Technical Abstract: The goal of irrigation for wine grape grown in arid or semiarid regions is to sustain vine survival and to optimize berry attributes for quality wine production. Precision irrigation of wine grape is hindered by the lack of a smart, decision support system (DSS) to remotely monitor vine water status. The objectives of this study were to: develop and field test an Internet of Things (IoT) DSS system for precision irrigation of wine grape. The IoT system was comprised of a suite of insitu sensors used to monitor real-time weather conditions, grapevine canopy temperature, soil moisture, and irrigation amount. Sensor data were collected and stored on a field deployed data logger that calculated a daily thermal Crop Water Stress Index (CWSI) for grapevine using a neural network model with real-time sensor data model inputs. The data logger also hosted, via a cellular modem, webpages showing a running, 12-day history of daily CWSI, fraction of available soil moisture (fASW), irrigation amount, and other sensor data. The webpages were accessible to vineyard managers via cell phone or computer. The CWSI based IoT DDS system was installed at two small acreage, commercial estate vineyards in southwestern Idaho USA over four growing seasons. At each vineyard site, the DSS was used daily by the vineyard irrigation manager to schedule irrigation events. Neither vineyard manager used any other quantitative vine water status monitoring tool for irrigation management decisions. The midday leaf water potential (LWP) of grapevines was routinely measured by research project personnel.

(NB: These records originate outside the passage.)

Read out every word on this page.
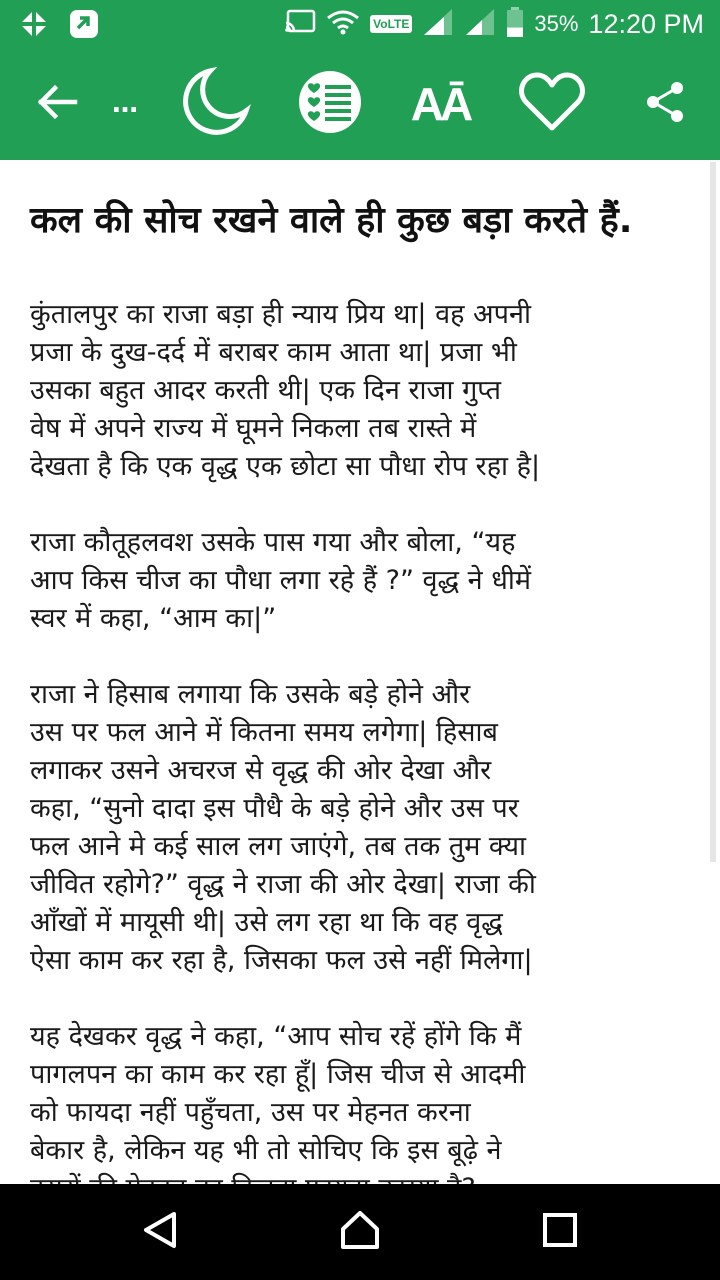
VoLTE	35% 12:20 PM
…	AĀ
कल की सोच रखने वाले ही कुछ बड़ा करते हैं.

कुंतालपुर का राजा बड़ा ही न्याय प्रिय था| वह अपनी
प्रजा के दुख-दर्द में बराबर काम आता था| प्रजा भी
उसका बहुत आदर करती थी| एक दिन राजा गुप्त
वेष में अपने राज्य में घूमने निकला तब रास्ते में
देखता है कि एक वृद्ध एक छोटा सा पौधा रोप रहा है|

राजा कौतूहलवश उसके पास गया और बोला, “यह
आप किस चीज का पौधा लगा रहे हैं ?” वृद्ध ने धीमें
स्वर में कहा, “आम का|”

राजा ने हिसाब लगाया कि उसके बड़े होने और
उस पर फल आने में कितना समय लगेगा| हिसाब
लगाकर उसने अचरज से वृद्ध की ओर देखा और
कहा, “सुनो दादा इस पौधै के बड़े होने और उस पर
फल आने मे कई साल लग जाएंगे, तब तक तुम क्या
जीवित रहोगे?” वृद्ध ने राजा की ओर देखा| राजा की
आँखों में मायूसी थी| उसे लग रहा था कि वह वृद्ध
ऐसा काम कर रहा है, जिसका फल उसे नहीं मिलेगा|

यह देखकर वृद्ध ने कहा, “आप सोच रहें होंगे कि मैं
पागलपन का काम कर रहा हूँ| जिस चीज से आदमी
को फायदा नहीं पहुँचता, उस पर मेहनत करना
बेकार है, लेकिन यह भी तो सोचिए कि इस बूढ़े ने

Data collected over the study period at each vineyard showed a significant (p < 0.001) correlation with LWP and fASW, providing evidence that, under the conditions of this study, the daily CWSI based IoT provided automated, remote monitoring of vine water status. Both vineyard managers reported daily use of the DSS for irrigation scheduling decisions. Over the four-year study, each vineyard manager was able to maintain consistent seasonal average CWSI daily values and irrigation application amounts, despite yearly differences in climatic conditions. The results of this study demonstrate that a CWSI based IoT DSS can be used for precision irrigation of wine grape in a commercial vineyard under semiarid growing conditions.